Within weeks of its appearance in England, a pirated edition of
Roughing It in the Bush
was published in New York. The American publisher, George Putnam, brought out a two-volume version, in which most of the poems were omitted, in his Semi-Monthly Library for Travellers and the Fireside series. The reviewers were equally enthusiastic there. The New York
Albion
praised the book's “obvious stamp of truth.” American writers commented with admiration on the author's bravery in the remote “wilds of Canada,” as though the district Susanna wrote about was in the High Arctic rather than just across Lake Ontario from New York State.

Susanna was buoyed up by her sales. Within a year,
Roughing It in the Bush
was close to outselling one of the all-time bestsellers in nineteenth-century America: Harriet Beecher Stowe's
Uncle Tom's Cabin.

Chapter 13

Mortification and Madness

I
n 1852, the year that Susanna's
Roughing It in the Bush
and Catharine's
Canadian Crusoes
were published, their sister Agnes Strickland was at the height of her fame in England and grand beyond belief. Whenever Agnes visited her publisher Blackwoods in Edinburgh, “the Scottish papers announce all my arrivals and departures as if I was a Queen myself,” she told Susanna. When she travelled from Reydon to Norwich to make some purchases, the tradesmen begged her to accept without payment any goods she fancied. She was a permanent fixture of gatherings at London's Kensington Palace, where, she gloated, she met “rooms full of lords and ladies.”
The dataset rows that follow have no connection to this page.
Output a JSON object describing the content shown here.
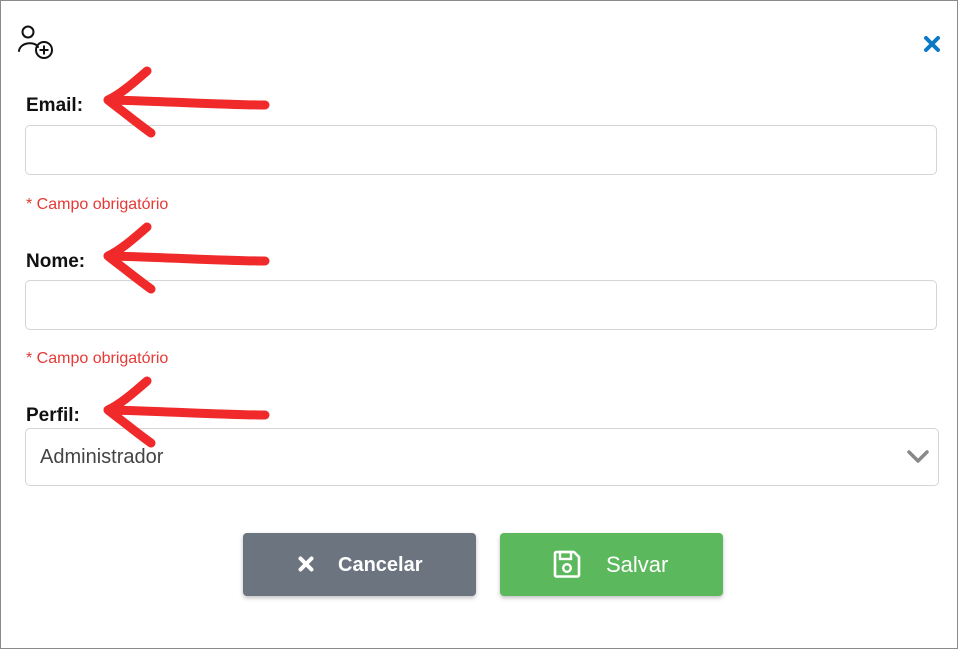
{
  "dialog": {
    "header_icon": "add-user-icon",
    "close_icon": "close-icon"
  },
  "form": {
    "email": {
      "label": "Email:",
      "value": "",
      "error": "* Campo obrigatório"
    },
    "nome": {
      "label": "Nome:",
      "value": "",
      "error": "* Campo obrigatório"
    },
    "perfil": {
      "label": "Perfil:",
      "selected": "Administrador"
    }
  },
  "actions": {
    "cancel_label": "Cancelar",
    "cancel_icon": "times-icon",
    "save_label": "Salvar",
    "save_icon": "floppy-disk-icon"
  },
  "annotations": {
    "arrow_color": "#f02a2a",
    "arrow_count": 3
  },
  "colors": {
    "accent": "#0d79c6",
    "error": "#e53935",
    "cancel": "#6b747f",
    "save": "#5cb85c"
  }
}
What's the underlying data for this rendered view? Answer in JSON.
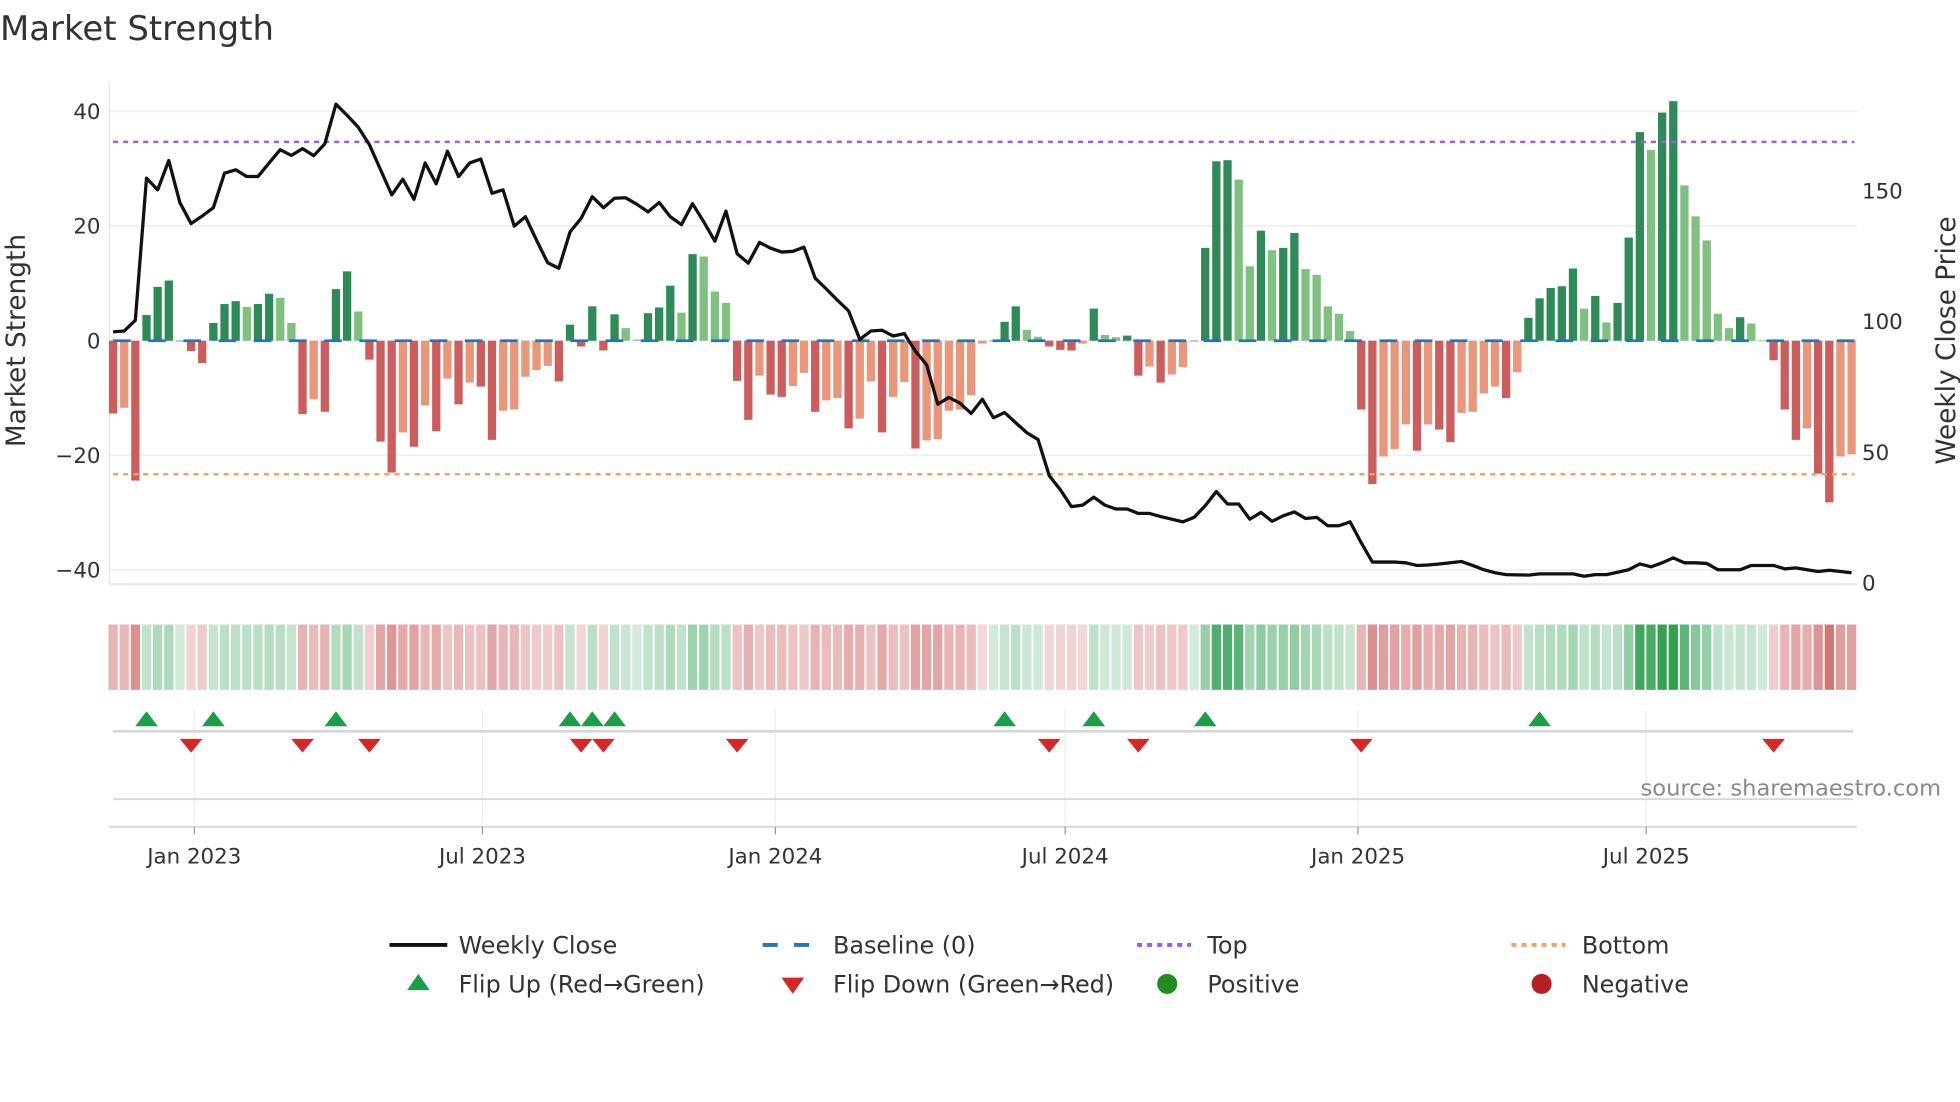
{
  "chart_data": {
    "type": "bar",
    "title": "Market Strength",
    "ylabel": "Market Strength",
    "y2label": "Weekly Close Price",
    "ylim": [
      -42.5,
      45.2
    ],
    "y2lim": [
      -0.5,
      191.8
    ],
    "yticks": [
      "40",
      "20",
      "0",
      "−20",
      "−40"
    ],
    "ytick_values": [
      40,
      20,
      0,
      -20,
      -40
    ],
    "y2ticks": [
      "150",
      "100",
      "50",
      "0"
    ],
    "y2tick_values": [
      150,
      100,
      50,
      0
    ],
    "xticks": [
      "Jan 2023",
      "Jul 2023",
      "Jan 2024",
      "Jul 2024",
      "Jan 2025",
      "Jul 2025"
    ],
    "xtick_dates": [
      "2023-01-01",
      "2023-07-01",
      "2024-01-01",
      "2024-07-01",
      "2025-01-01",
      "2025-07-01"
    ],
    "grid": true,
    "legend_placement": "bottom",
    "source": "source: sharemaestro.com",
    "top_level": 34.7,
    "bottom_level": -23.3,
    "baseline": 0,
    "colors": {
      "positive_strong": "#2e8b57",
      "positive_weak": "#80c080",
      "negative_strong": "#cd5c5c",
      "negative_weak": "#e9967a",
      "weekly_close": "#111111",
      "baseline": "#1f77b4",
      "top": "#9b5de5",
      "bottom": "#f4a261",
      "flip_up": "#1a9e4a",
      "flip_down": "#d62728",
      "positive": "#228b22",
      "negative": "#b22222"
    },
    "dates": [
      "2022-11-11",
      "2022-11-18",
      "2022-11-25",
      "2022-12-02",
      "2022-12-09",
      "2022-12-16",
      "2022-12-23",
      "2022-12-30",
      "2023-01-06",
      "2023-01-13",
      "2023-01-20",
      "2023-01-27",
      "2023-02-03",
      "2023-02-10",
      "2023-02-17",
      "2023-02-24",
      "2023-03-03",
      "2023-03-10",
      "2023-03-17",
      "2023-03-24",
      "2023-03-31",
      "2023-04-07",
      "2023-04-14",
      "2023-04-21",
      "2023-04-28",
      "2023-05-05",
      "2023-05-12",
      "2023-05-19",
      "2023-05-26",
      "2023-06-02",
      "2023-06-09",
      "2023-06-16",
      "2023-06-23",
      "2023-06-30",
      "2023-07-07",
      "2023-07-14",
      "2023-07-21",
      "2023-07-28",
      "2023-08-04",
      "2023-08-11",
      "2023-08-18",
      "2023-08-25",
      "2023-09-01",
      "2023-09-08",
      "2023-09-15",
      "2023-09-22",
      "2023-09-29",
      "2023-10-06",
      "2023-10-13",
      "2023-10-20",
      "2023-10-27",
      "2023-11-03",
      "2023-11-10",
      "2023-11-17",
      "2023-11-24",
      "2023-12-01",
      "2023-12-08",
      "2023-12-15",
      "2023-12-22",
      "2023-12-29",
      "2024-01-05",
      "2024-01-12",
      "2024-01-19",
      "2024-01-26",
      "2024-02-02",
      "2024-02-09",
      "2024-02-16",
      "2024-02-23",
      "2024-03-01",
      "2024-03-08",
      "2024-03-15",
      "2024-03-22",
      "2024-03-29",
      "2024-04-05",
      "2024-04-12",
      "2024-04-19",
      "2024-04-26",
      "2024-05-03",
      "2024-05-10",
      "2024-05-17",
      "2024-05-24",
      "2024-05-31",
      "2024-06-07",
      "2024-06-14",
      "2024-06-21",
      "2024-06-28",
      "2024-07-05",
      "2024-07-12",
      "2024-07-19",
      "2024-07-26",
      "2024-08-02",
      "2024-08-09",
      "2024-08-16",
      "2024-08-23",
      "2024-08-30",
      "2024-09-06",
      "2024-09-13",
      "2024-09-20",
      "2024-09-27",
      "2024-10-04",
      "2024-10-11",
      "2024-10-18",
      "2024-10-25",
      "2024-11-01",
      "2024-11-08",
      "2024-11-15",
      "2024-11-22",
      "2024-11-29",
      "2024-12-06",
      "2024-12-13",
      "2024-12-20",
      "2024-12-27",
      "2025-01-03",
      "2025-01-10",
      "2025-01-17",
      "2025-01-24",
      "2025-01-31",
      "2025-02-07",
      "2025-02-14",
      "2025-02-21",
      "2025-02-28",
      "2025-03-07",
      "2025-03-14",
      "2025-03-21",
      "2025-03-28",
      "2025-04-04",
      "2025-04-11",
      "2025-04-18",
      "2025-04-25",
      "2025-05-02",
      "2025-05-09",
      "2025-05-16",
      "2025-05-23",
      "2025-05-30",
      "2025-06-06",
      "2025-06-13",
      "2025-06-20",
      "2025-06-27",
      "2025-07-04",
      "2025-07-11",
      "2025-07-18",
      "2025-07-25",
      "2025-08-01",
      "2025-08-08",
      "2025-08-15",
      "2025-08-22",
      "2025-08-29",
      "2025-09-05",
      "2025-09-12",
      "2025-09-19",
      "2025-09-26",
      "2025-10-03",
      "2025-10-10",
      "2025-10-17",
      "2025-10-24",
      "2025-10-31",
      "2025-11-07"
    ],
    "strength": [
      -12.7,
      -11.7,
      -24.4,
      4.5,
      9.4,
      10.5,
      0,
      -1.8,
      -3.9,
      3.1,
      6.4,
      6.9,
      5.9,
      6.4,
      8.2,
      7.5,
      3.1,
      -12.8,
      -10.2,
      -12.4,
      9.0,
      12.1,
      5.1,
      -3.3,
      -17.6,
      -23.0,
      -16.0,
      -18.5,
      -11.3,
      -15.8,
      -6.6,
      -11.1,
      -7.3,
      -8.0,
      -17.3,
      -12.2,
      -12.0,
      -6.3,
      -5.1,
      -4.4,
      -7.1,
      2.8,
      -1.0,
      6.0,
      -1.7,
      4.6,
      2.2,
      0.2,
      4.8,
      5.8,
      9.6,
      4.9,
      15.1,
      14.7,
      8.6,
      6.6,
      -7.0,
      -13.8,
      -6.1,
      -9.4,
      -9.8,
      -7.9,
      -5.6,
      -12.4,
      -10.4,
      -10.0,
      -15.3,
      -13.6,
      -7.1,
      -16.0,
      -9.8,
      -7.2,
      -18.8,
      -17.4,
      -17.2,
      -12.2,
      -12.0,
      -9.5,
      -0.5,
      0,
      3.3,
      6.0,
      1.9,
      0.7,
      -1.0,
      -1.6,
      -1.7,
      -0.5,
      5.6,
      1.0,
      0.6,
      0.9,
      -6.1,
      -4.5,
      -7.3,
      -5.9,
      -4.6,
      0,
      16.2,
      31.3,
      31.5,
      28.1,
      13.0,
      19.2,
      15.8,
      16.2,
      18.8,
      12.5,
      11.5,
      6.0,
      4.7,
      1.7,
      -12.0,
      -25.0,
      -20.2,
      -18.9,
      -14.6,
      -19.2,
      -14.6,
      -15.5,
      -17.7,
      -12.6,
      -12.4,
      -9.2,
      -8.0,
      -10.0,
      -5.5,
      4.0,
      7.4,
      9.2,
      9.5,
      12.6,
      5.6,
      7.8,
      3.2,
      6.6,
      18.0,
      36.4,
      33.3,
      39.8,
      41.8,
      27.1,
      21.7,
      17.5,
      4.7,
      2.2,
      4.1,
      3.0,
      0.1,
      -3.4,
      -12.0,
      -17.3,
      -15.3,
      -23.2,
      -28.2,
      -20.2,
      -19.8
    ],
    "weekly_close": [
      96.1,
      96.4,
      100.5,
      154.9,
      150.4,
      161.6,
      145.5,
      137.5,
      140.4,
      143.6,
      156.8,
      158.1,
      155.5,
      155.5,
      160.7,
      165.8,
      163.6,
      166.2,
      163.5,
      168.0,
      183.2,
      178.9,
      174.4,
      167.7,
      158.1,
      148.5,
      154.5,
      146.8,
      160.7,
      152.7,
      165.2,
      155.5,
      160.7,
      162.2,
      149.1,
      150.4,
      136.5,
      140.1,
      131.1,
      122.5,
      120.4,
      134.3,
      139.5,
      147.8,
      143.6,
      147.2,
      147.4,
      144.9,
      142.0,
      145.6,
      140.1,
      137.1,
      145.1,
      138.2,
      130.8,
      142.3,
      126.0,
      122.4,
      130.3,
      128.1,
      126.6,
      126.9,
      128.5,
      116.6,
      112.5,
      108.2,
      104.1,
      93.2,
      96.4,
      96.7,
      94.5,
      95.4,
      88.7,
      83.5,
      68.4,
      71.0,
      68.8,
      64.9,
      70.3,
      63.2,
      65.2,
      61.3,
      57.5,
      54.9,
      41.1,
      35.7,
      29.2,
      29.8,
      32.8,
      29.8,
      28.3,
      28.3,
      26.6,
      26.6,
      25.4,
      24.4,
      23.4,
      25.1,
      29.6,
      35.0,
      30.2,
      30.2,
      24.4,
      27.0,
      23.6,
      25.7,
      27.2,
      24.7,
      25.1,
      21.9,
      21.9,
      23.4,
      15.4,
      8.0,
      8.0,
      8.0,
      7.7,
      6.7,
      6.9,
      7.3,
      7.7,
      8.2,
      6.7,
      5.1,
      3.9,
      3.2,
      3.1,
      3.0,
      3.5,
      3.5,
      3.5,
      3.5,
      2.6,
      3.2,
      3.2,
      4.1,
      5.1,
      7.3,
      6.2,
      7.7,
      9.6,
      7.7,
      7.7,
      7.5,
      5.1,
      5.1,
      5.1,
      6.7,
      6.7,
      6.7,
      5.4,
      5.8,
      5.1,
      4.4,
      4.9,
      4.4,
      3.9
    ],
    "flip_up": [
      "2022-12-02",
      "2023-01-13",
      "2023-03-31",
      "2023-08-25",
      "2023-09-08",
      "2023-09-22",
      "2024-05-24",
      "2024-07-19",
      "2024-09-27",
      "2025-04-25"
    ],
    "flip_down": [
      "2022-12-30",
      "2023-03-10",
      "2023-04-21",
      "2023-09-01",
      "2023-09-15",
      "2023-12-08",
      "2024-06-21",
      "2024-08-16",
      "2025-01-03",
      "2025-09-19"
    ],
    "legend": [
      {
        "label": "Weekly Close",
        "marker": "solid-line"
      },
      {
        "label": "Baseline (0)",
        "marker": "dashed-line"
      },
      {
        "label": "Top",
        "marker": "dotted-line"
      },
      {
        "label": "Bottom",
        "marker": "dotted-line"
      },
      {
        "label": "Flip Up (Red→Green)",
        "marker": "triangle-up"
      },
      {
        "label": "Flip Down (Green→Red)",
        "marker": "triangle-down"
      },
      {
        "label": "Positive",
        "marker": "circle"
      },
      {
        "label": "Negative",
        "marker": "circle"
      }
    ]
  }
}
Her elaborate costumes were reported in
The Times
: on one occasion she wore a “robe of rich Lyons brocade à l'antique, yellow roses, buds, and foliage, on pale silver-coloured ground,” a long lace train and “double skirts of white glacé silk, edged with mauve velvet and covered with a
tunic and deep flounce of Honiton point lace.” Fearless of gilding the lily, Agnes wore both a tiara and a plume of white ostrich feathers on her head. The Prime Minister, Benjamin Disraeli, sought out this fearsomely well-upholstered figure at a Park Lane
soirée
to compliment her on her “graceful and romantic pen.” Clearly, Thomas Strickland's mercantile origins had been left far behind: at a Scottish gathering of peers, Agnes was suffused with snobbish relief to see “an assembly of genuine nobles of gentle blood, no dirty cotton-spinners or stock-jobbers.” And the market for royal biographies appeared bottomless. Now that
The Queens of England
series was completed, she and Elizabeth had already embarked on another set of carefully researched hagiographies,
The Lives of the Queens of Scotland
, which appeared between 1850 and 1859.